Obstacles to Overcome
Governments seeking to carry out equity-oriented policies face a number of obstacles:
• First and foremost is the financing required: high levels of spending on targeted programs may not be consistent with a sustainable macroeconomic framework.
• Governments in many developing countries, where a large share of the population is engaged in rural and informal sector activities, may be unable to reach the most vulnerable groups. The rural and informal sectors may have limited interaction with formal sector institutions, including the government, complicating the delivery of government assistance (for example, cash transfers).
• Similarly, a lack of administrative capacity may hamper redistributive efforts. For example, tax evasion is a severe problem in countries with weak tax administration, making it difficult for governments to use the tax system as a vehicle to finance redistributive policies.
• Political constraints—low-income groups typically have less political power than other interest groups—may impede efforts to reallocate spending toward the poor or redistribute land or other assets.
• Legal impediments may also prevent governments from taking measures to promote equity—for example, constitutional rules on revenue sharing may limit the amount of resources a central government can allocate to redistributive policies.
Despite widespread economic expansion, income gaps have widened during the past decade in many parts of the world, including in the industrial countries. This trend has heightened concerns about the treatment of equity in the formulation of economic policy. Equity and growth can be complementary: some policies that promote equity—particularly investment in human capital—can boost growth in the long run and thus alleviate extreme poverty, increase social cohesion, and reduce the scope for political conflict. Policy choices are not always so easy, however: when growth and equity do not go hand in hand, when and how should governments intervene?
The strategies that countries have adopted vary widely. The most effective tool for redistributing income is fiscal policy. And of the two sides of the budget—taxation and spending—the expenditure side, especially spending on health and education, has offered the better opportunities for reducing income inequality over the long term. But governments have also pursued income redistribution through labor market measures, monetary policy, and the overall stance of macroeconomic policy.

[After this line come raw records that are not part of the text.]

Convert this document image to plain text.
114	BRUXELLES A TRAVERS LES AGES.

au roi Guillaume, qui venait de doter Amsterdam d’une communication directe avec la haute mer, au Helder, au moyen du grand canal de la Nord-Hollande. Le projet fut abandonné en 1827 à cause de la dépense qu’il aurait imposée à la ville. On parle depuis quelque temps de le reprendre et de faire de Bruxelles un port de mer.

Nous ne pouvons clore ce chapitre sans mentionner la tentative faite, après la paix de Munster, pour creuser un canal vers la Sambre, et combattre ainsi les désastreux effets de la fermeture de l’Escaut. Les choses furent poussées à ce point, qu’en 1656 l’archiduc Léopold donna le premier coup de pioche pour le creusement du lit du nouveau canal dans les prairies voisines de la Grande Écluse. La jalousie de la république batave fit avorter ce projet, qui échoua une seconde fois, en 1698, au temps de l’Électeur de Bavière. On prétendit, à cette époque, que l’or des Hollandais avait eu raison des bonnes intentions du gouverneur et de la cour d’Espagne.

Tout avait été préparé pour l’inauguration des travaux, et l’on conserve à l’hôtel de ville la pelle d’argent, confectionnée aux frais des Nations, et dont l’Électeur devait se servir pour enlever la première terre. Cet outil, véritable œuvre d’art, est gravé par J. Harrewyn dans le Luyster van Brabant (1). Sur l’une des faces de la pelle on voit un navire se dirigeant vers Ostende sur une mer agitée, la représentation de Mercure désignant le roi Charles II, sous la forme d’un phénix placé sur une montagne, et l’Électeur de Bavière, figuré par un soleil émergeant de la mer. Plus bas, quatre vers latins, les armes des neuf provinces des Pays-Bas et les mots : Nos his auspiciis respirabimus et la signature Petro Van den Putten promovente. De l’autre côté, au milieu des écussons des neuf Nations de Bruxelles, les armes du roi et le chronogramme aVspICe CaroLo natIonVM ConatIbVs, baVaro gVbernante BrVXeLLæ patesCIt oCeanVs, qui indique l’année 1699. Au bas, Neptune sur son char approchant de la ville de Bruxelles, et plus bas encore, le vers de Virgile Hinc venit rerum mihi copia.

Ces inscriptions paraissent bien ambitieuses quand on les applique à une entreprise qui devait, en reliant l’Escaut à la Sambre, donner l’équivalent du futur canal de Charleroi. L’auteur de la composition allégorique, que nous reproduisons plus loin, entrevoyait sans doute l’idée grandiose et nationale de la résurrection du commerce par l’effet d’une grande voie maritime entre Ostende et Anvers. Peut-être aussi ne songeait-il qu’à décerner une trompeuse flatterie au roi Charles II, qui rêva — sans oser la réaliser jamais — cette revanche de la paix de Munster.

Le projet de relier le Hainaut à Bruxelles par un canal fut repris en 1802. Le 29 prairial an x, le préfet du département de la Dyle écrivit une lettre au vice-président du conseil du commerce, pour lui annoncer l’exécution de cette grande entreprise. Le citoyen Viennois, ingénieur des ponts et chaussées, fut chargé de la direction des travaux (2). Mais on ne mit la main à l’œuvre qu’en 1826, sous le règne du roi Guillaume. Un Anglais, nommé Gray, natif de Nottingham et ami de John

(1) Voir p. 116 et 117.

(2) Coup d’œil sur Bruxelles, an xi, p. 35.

An important question is whether governments should focus on outcomes (such as decreasing broad measures of income inequality) or on ensuring that all members of society have equal opportunities (for example, through policies that facilitate mobility among income classes and by setting up a well-functioning judicial system and reducing the scope for corruption). In all these efforts, governments face difficult obstacles: lack of financial resources, difficult-to-reach target groups, weak administrative capacity, and legal and political constraints. A consensus is forming nevertheless that governments should sometimes intervene to ensure not only that the size of the pie increases, but that everybody gets a fair share.